Influence of Intraoperative Ventriculostomy on the Occurrence of Shunt-Dependent Hydrocephalus in Aneurysmal Subarachnoid Hemorrhage.
- Author:
Tae Koo CHO
1
;
Jae Min KIM
;
Sung Soo KIM
;
Hyeong Joong YI
;
Jin Hwan CHEONG
;
Koang Hum BAK
;
Choong Hyun KIM
Author Information
1. Department of Neurosurgery, Hanyang University Guri Hospital, Guri, Korea. kjm2323@hanyang.ac.kr
- Publication Type:Original Article
- Keywords:
Ventriculostomy;
Hydrocephalus;
Shunt;
Aneurysm;
Subarachnoid hemorrhage
- MeSH:
Aneurysm*;
Aneurysm, Ruptured;
Brain;
Brain Edema;
Cerebrospinal Fluid;
Drainage;
Glasgow Coma Scale;
Glasgow Outcome Scale;
Hemorrhage;
Humans;
Hydrocephalus*;
Hypothalamus;
Incidence;
Neck;
Relaxation;
Retrospective Studies;
Subarachnoid Hemorrhage*;
Ventriculostomy*
- From:Korean Journal of Cerebrovascular Surgery
2006;8(1):48-55
- CountryRepublic of Korea
- Language:Korean
-
Abstract:
OBJECTIVE: Neurosurgeons occasionally advocated intraoperative ventriculostomy to prevent traumatic brain retraction because of severe brain swelling in an acute stage of aneurysmal subarachnoid hemorrhage (SAH) surgery.

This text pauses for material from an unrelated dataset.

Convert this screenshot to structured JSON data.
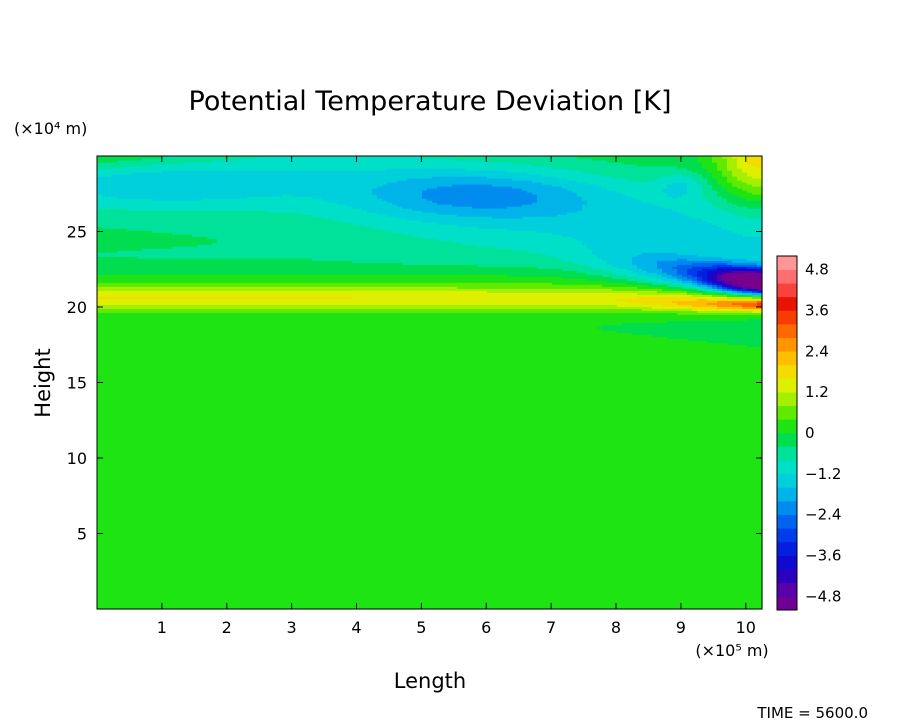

The authors investigated the impact of the intraoperative ventriculostomy on the occurrence of shunt-dependent hydrocephalus in acute SAH. METHODS: The data of 141 ruptured aneurysm patients who underwent aneurysmal neck clipping in an acute stage were retrospectively reviewed. The patients were divided into three groups according to the cerebrospinal fluid (CSF) drainage amount via intraoperative ventriculostomy. Group 1 (n=44) included the patients who were not performed the intraoperative ventriculostomy, Group 2 (n=34) consisted of patients who were drained the CSF less than 40 cc (< 40 cc) via intraoperative ventriculostomy, and Group 3 (n=63) drained the CSF more than 40 cc (> or = 40 cc). By using statistical methods, the authors analyzed the influences of various variables including Hunt-Hess grade, Fisher grade, Glasgow coma scale, Glasgow outcome scale, presence of acute hydrocephalus and intraventricular hemorrhage (IVH) at admission on the occurrence of hydrocephalus. And also, we analyzed the relationships among the cisternal drainage, lamina terminalis fenestration, and the shunt-dependent hydrocephalus. RESULTS: Concerning the amount of CSF drainage via intraoperative ventriculostomy, the incidence of shunt-dependent hydrocephalus did not show any difference in three groups (p=0.146). Presence of the acute hydrocephalus, lamina terminalis fenestration, and cisternal drainage did not exert any influence on the incidence of shunt-dependent hydrocephalus, respectively (p=0.124, p=0.168, p=0.452). However, the incidence of shunt-dependent hydrocephalus in patients who had IVH at admission was significantly higher than in who did not have (p=0.010). CONCLUSIONS: Routine intraoperative ventriculostomy dose not increase the incidence of shunt-dependent hydrocephalus. Moreover, it obtains an adequate intraoperative brain relaxation, which results in the decrease of the brain retraction injury and the operation time.